News
Extraordinary information regarding capital increase
2024.01.29.
In accordance with Sections 55 of Act CXX of 2001 on the Capital Market and to comply with the disclosure requirement set out in Annex 4 in PM Decree No. 24/2008. (VIII. 15.), AutoWallis Nyrt. (registered seat: 1055 Budapest, Honvéd utca 20.; hereinafter: “Company”) hereby informs market participants as follows.
The Board of Directors of the Company, based on the authorization granted in the General Meeting Resolution 14/2023. (IV.28.) as of January 26, 2024, made a decision with Board Resolution No. 1/2024. (I.26.) to increase the Company’s share capital by issuing new shares, with the final commitment statement being made available to the Company on the day of its provision.
The Company, within the framework of the capital increase, will issue a total of 46,416,938 new ‘C’ series registered, dematerialized ordinary shares, each with a nominal value of 12.5 HUF and an issuance value of 122.8 HUF. The issuance value corresponds to the average price of the Company’s shares traded on the Budapest Stock Exchange during the trading days from December 27, 2023, to January 25, 2024.
The increase in the share capital will be carried out in exchange for contribution in cash.
The Board of Directors has designated Wallis Tőkeholding Zártkörűen Működő Részvénytársaságot (company registration number: 01-10-142206; registered seat: 1055 Budapest, Honvéd utca 20.; hereinafter referred to as ‘WTH’) for the increase of the share capital and for undertaking the full subscription of the new ordinary shares to be issued, which has made a preliminary commitment statement for this purpose.
Based on Section 3:297 (2) of the Civil Code, the Board of Directors – under the authorization granted in General Meeting Resolution No. 14/2023. (IV.28.) – has excluded the shareholders of the Company from their preemptive rights to subscribe to the shares, with the justification that the rapid completion of the capital increase is necessary due to the condition set by WTH, which requires the Company to decide on the capital increase by no later than February 2, 2024. This is because WTH will participate in the capital increase only under this condition.

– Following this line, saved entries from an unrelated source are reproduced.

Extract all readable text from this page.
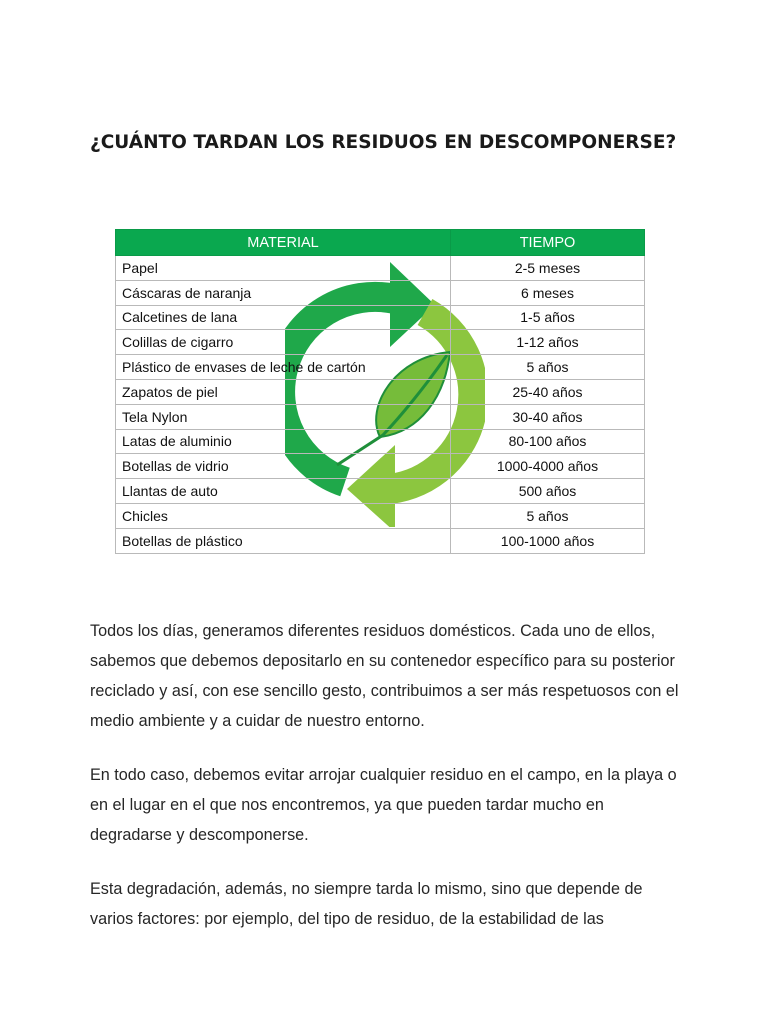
¿CUÁNTO TARDAN LOS RESIDUOS EN DESCOMPONERSE?
MATERIAL	TIEMPO
Papel	2-5 meses
Cáscaras de naranja	6 meses
Calcetines de lana	1-5 años
Colillas de cigarro	1-12 años
Plástico de envases de leche de cartón	5 años
Zapatos de piel	25-40 años
Tela Nylon	30-40 años
Latas de aluminio	80-100 años
Botellas de vidrio	1000-4000 años
Llantas de auto	500 años
Chicles	5 años
Botellas de plástico	100-1000 años

Todos los días, generamos diferentes residuos domésticos. Cada uno de ellos, sabemos que debemos depositarlo en su contenedor específico para su posterior reciclado y así, con ese sencillo gesto, contribuimos a ser más respetuosos con el medio ambiente y a cuidar de nuestro entorno.

En todo caso, debemos evitar arrojar cualquier residuo en el campo, en la playa o en el lugar en el que nos encontremos, ya que pueden tardar mucho en degradarse y descomponerse.

Esta degradación, además, no siempre tarda lo mismo, sino que depende de varios factores: por ejemplo, del tipo de residuo, de la estabilidad de las
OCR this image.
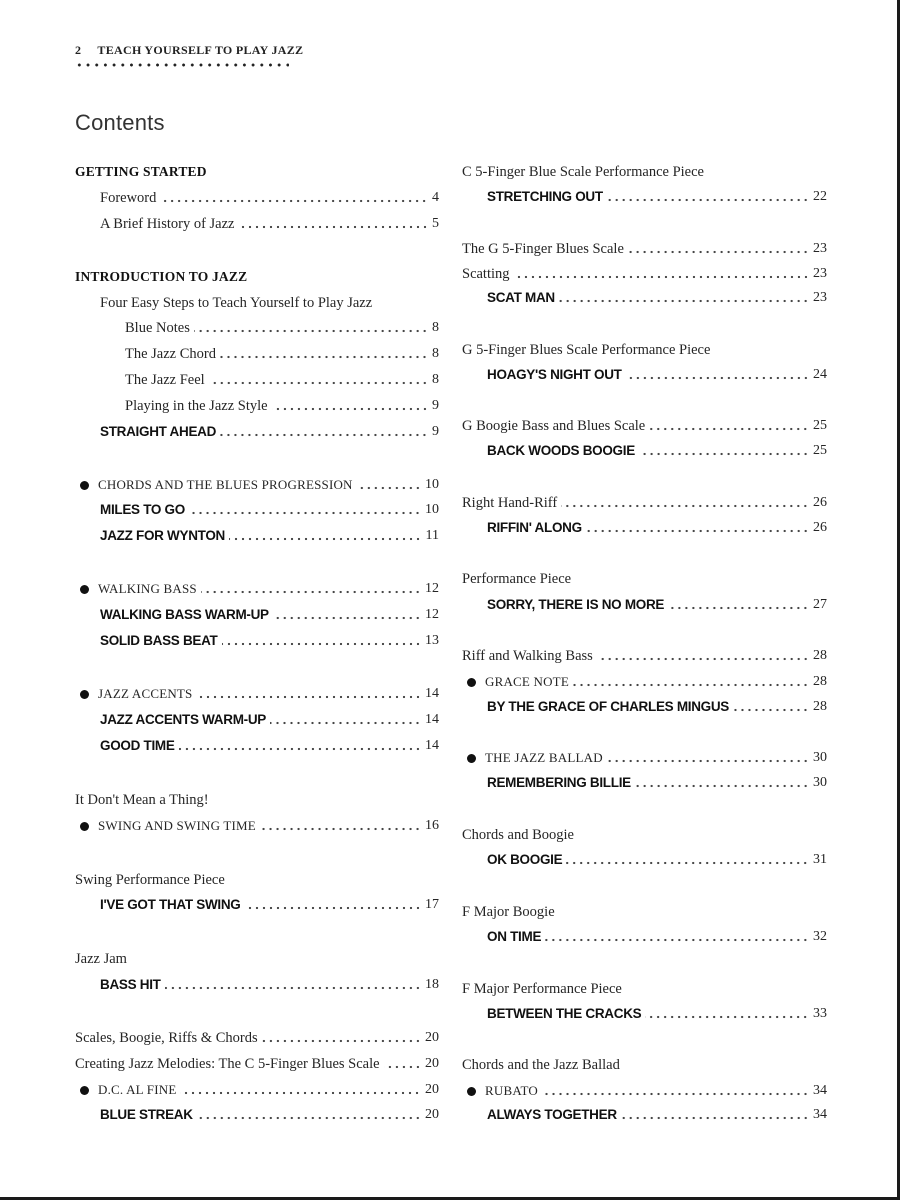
2 TEACH YOURSELF TO PLAY JAZZ
Contents
GETTING STARTED
Foreword	4
A Brief History of Jazz	5
INTRODUCTION TO JAZZ
Four Easy Steps to Teach Yourself to Play Jazz
Blue Notes	8
The Jazz Chord	8
The Jazz Feel	8
Playing in the Jazz Style	9
STRAIGHT AHEAD	9
CHORDS AND THE BLUES PROGRESSION	10
MILES TO GO	10
JAZZ FOR WYNTON	11
WALKING BASS	12
WALKING BASS WARM-UP	12
SOLID BASS BEAT	13
JAZZ ACCENTS	14
JAZZ ACCENTS WARM-UP	14
GOOD TIME	14
It Don't Mean a Thing!
SWING AND SWING TIME	16
Swing Performance Piece
I'VE GOT THAT SWING	17
Jazz Jam
BASS HIT	18
Scales, Boogie, Riffs & Chords	20
Creating Jazz Melodies: The C 5-Finger Blues Scale	20
D.C. AL FINE	20
BLUE STREAK	20
C 5-Finger Blue Scale Performance Piece
STRETCHING OUT	22
The G 5-Finger Blues Scale	23
Scatting	23
SCAT MAN	23
G 5-Finger Blues Scale Performance Piece
HOAGY'S NIGHT OUT	24
G Boogie Bass and Blues Scale	25
BACK WOODS BOOGIE	25
Right Hand-Riff	26
RIFFIN' ALONG	26
Performance Piece
SORRY, THERE IS NO MORE	27
Riff and Walking Bass	28
GRACE NOTE	28
BY THE GRACE OF CHARLES MINGUS	28
THE JAZZ BALLAD	30
REMEMBERING BILLIE	30
Chords and Boogie
OK BOOGIE	31
F Major Boogie
ON TIME	32
F Major Performance Piece
BETWEEN THE CRACKS	33
Chords and the Jazz Ballad
RUBATO	34
ALWAYS TOGETHER	34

Additionally, WTH is a strategic investor of the Company, which will make the contribution in cash to the Company only under specified conditions. This capital injection significantly contributes to maintaining a stable financial background necessary for the execution of the Company’s growth plans and is in alignment with them.
Within the framework of the capital increase, the amount corresponding to the nominal value of the shares to be issued will be allocated to the Company’s share capital, and the amount exceeding this will be allocated to the Company’s capital reserves.
As a result of the above, the share capital of AutoWallis Nyrt. will increase by an amount of 580,211,725 HUF, from 6,162,998,850 HUF to 6,743,210,575 HUF, and the number of ordinary shares will increase from 493,039,908 to 539,456,846.
Based on Section 3:294 (2) of the Civil Code, the Board of Directors has amended and adopted the Company’s Articles of Association in accordance with the above provisions in relation to the capital increase, on the day of the full subscription of the shares and the making of the final commitment statement.
After the making of the final commitment statement, the Company will proceed with the procedures related to the creation and registration of the shares at KELER and the court of registration, as well as the introduction of the shares to the regulated market of the Budapest Stock Exchange.
WTH has undertaken an unconditional and irrevocable commitment to the Company that it will not sell or lend any of the new shares – neither in stock exchange nor in over-the-counter transactions – within 12 months following the value date of the creation of the new shares.[1]
[1] This commitment does not apply, mutatis mutandis, to AutoWallis shares held on or before the value date of the creation of the new shares or acquired after the value date.